Former Sam’s Club merchant Jason Reiserjust got his second promotion in seven months at Family Dollar and now the newly anointed chief merchandising officer has to restore sales growth at the retailer’s 8,000 stores.


Reiser left his role as a merchandising VP at Sam’s Club in July 2013 to become SVP of merchandising at Family Dollar. By October of last year, as sales were beginning to flounder, he had been named EVP and given the curious title of “lead merchandising officer.” In his new CMO role Reiser will have responsibility for the company’s merchandising, global sourcing, marketing, replenishment and financial planning teams and report directly to Family Dollar chairman and CEO Howard Levine.


Just as Reiser’s arrival at the company last summer coincided with the departure of former head merchant Paul White, Reiser’s most recent promotion was announced the same day that Family Dollar president and COO Michael Bloom left to pursue other opportunities just two years after joining the company from CVS.


Reiser’s first order of business is to reverse troubling sales trends of late that are due in part to competition from Walmart on one side and a range of value players on the other, including Dollar General, Dollar Tree and even Aldi. The company has declared it need to better execute the basics of retail by re-accelerating customer traffic, strengthening the value proposition and enhancing the relevancy of its assortment.


“Continuing to refine our assortment to meet the needs of our customer is critical to being a compelling place to shop,” said Family Dollar chairman and CEO Howard Levine. “Jason’s proven leadership, merchandising experience and deep understanding of our customer position him well to ensure that we grow both customer trips and market share.”


Improvement is not expected to be immediate however as Levine noted a challenged consumer and intensified promotional environment continue to affect the company’s business. That was the case in December when Levine said the company was forced to react to softness in discretionary categories by becoming more promotional just to generate a 3% comp decline. Same store sales during the company’s first quarter ended November 30 declined 2.8% and further declines are forecast in the current quarter.

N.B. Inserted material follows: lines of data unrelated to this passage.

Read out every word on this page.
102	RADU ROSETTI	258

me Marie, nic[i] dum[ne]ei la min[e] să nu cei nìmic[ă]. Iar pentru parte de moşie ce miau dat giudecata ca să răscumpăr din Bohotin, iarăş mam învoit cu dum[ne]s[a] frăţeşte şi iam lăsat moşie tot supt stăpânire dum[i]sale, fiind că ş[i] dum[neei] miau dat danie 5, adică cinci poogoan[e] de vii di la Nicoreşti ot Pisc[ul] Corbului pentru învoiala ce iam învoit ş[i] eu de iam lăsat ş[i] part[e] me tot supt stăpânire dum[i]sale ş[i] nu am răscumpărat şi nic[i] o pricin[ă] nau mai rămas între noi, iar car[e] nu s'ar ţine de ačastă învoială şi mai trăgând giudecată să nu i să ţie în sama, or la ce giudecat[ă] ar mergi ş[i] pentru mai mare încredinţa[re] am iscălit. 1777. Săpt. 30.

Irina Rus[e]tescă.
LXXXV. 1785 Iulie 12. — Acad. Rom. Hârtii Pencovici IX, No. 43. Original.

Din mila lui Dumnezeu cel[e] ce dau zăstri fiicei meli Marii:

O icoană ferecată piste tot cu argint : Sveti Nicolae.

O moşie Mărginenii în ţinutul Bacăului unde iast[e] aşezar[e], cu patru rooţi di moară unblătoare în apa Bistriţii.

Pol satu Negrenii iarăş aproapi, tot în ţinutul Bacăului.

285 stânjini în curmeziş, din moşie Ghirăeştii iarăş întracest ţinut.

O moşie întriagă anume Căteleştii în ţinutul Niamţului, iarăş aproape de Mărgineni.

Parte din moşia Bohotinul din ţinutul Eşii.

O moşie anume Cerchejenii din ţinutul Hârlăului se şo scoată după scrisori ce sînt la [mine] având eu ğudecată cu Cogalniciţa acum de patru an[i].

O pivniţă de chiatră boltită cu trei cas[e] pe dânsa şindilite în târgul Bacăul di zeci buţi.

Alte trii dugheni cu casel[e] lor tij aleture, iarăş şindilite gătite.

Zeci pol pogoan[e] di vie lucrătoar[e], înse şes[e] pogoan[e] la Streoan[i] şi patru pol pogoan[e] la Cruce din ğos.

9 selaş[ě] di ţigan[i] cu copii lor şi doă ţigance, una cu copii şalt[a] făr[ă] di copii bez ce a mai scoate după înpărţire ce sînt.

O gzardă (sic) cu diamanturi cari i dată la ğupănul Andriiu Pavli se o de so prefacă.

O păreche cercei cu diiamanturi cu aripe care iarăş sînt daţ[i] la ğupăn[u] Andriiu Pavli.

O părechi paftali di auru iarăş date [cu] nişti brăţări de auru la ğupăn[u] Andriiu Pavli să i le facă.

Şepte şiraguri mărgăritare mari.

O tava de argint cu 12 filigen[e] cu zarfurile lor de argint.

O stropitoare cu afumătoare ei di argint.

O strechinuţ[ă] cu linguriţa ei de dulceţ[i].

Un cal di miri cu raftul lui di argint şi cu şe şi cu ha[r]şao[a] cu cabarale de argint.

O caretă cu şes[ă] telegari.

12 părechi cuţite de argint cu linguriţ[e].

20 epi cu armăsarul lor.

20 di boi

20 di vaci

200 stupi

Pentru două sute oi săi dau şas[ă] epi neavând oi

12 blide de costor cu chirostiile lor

“Reflecting our December results, our expectations that the macroeconomic trends will continue, and the impact of investments we plan to make to strengthen our value proposition, we have lowered our earnings expectations for the second quarter of fiscal 2014 and the full year,” Levine said. “While we have made meaningful progress to improve our execution, our financial performance has not met our expectations. We have a great business model and ample growth opportunity, and I know we can do better.”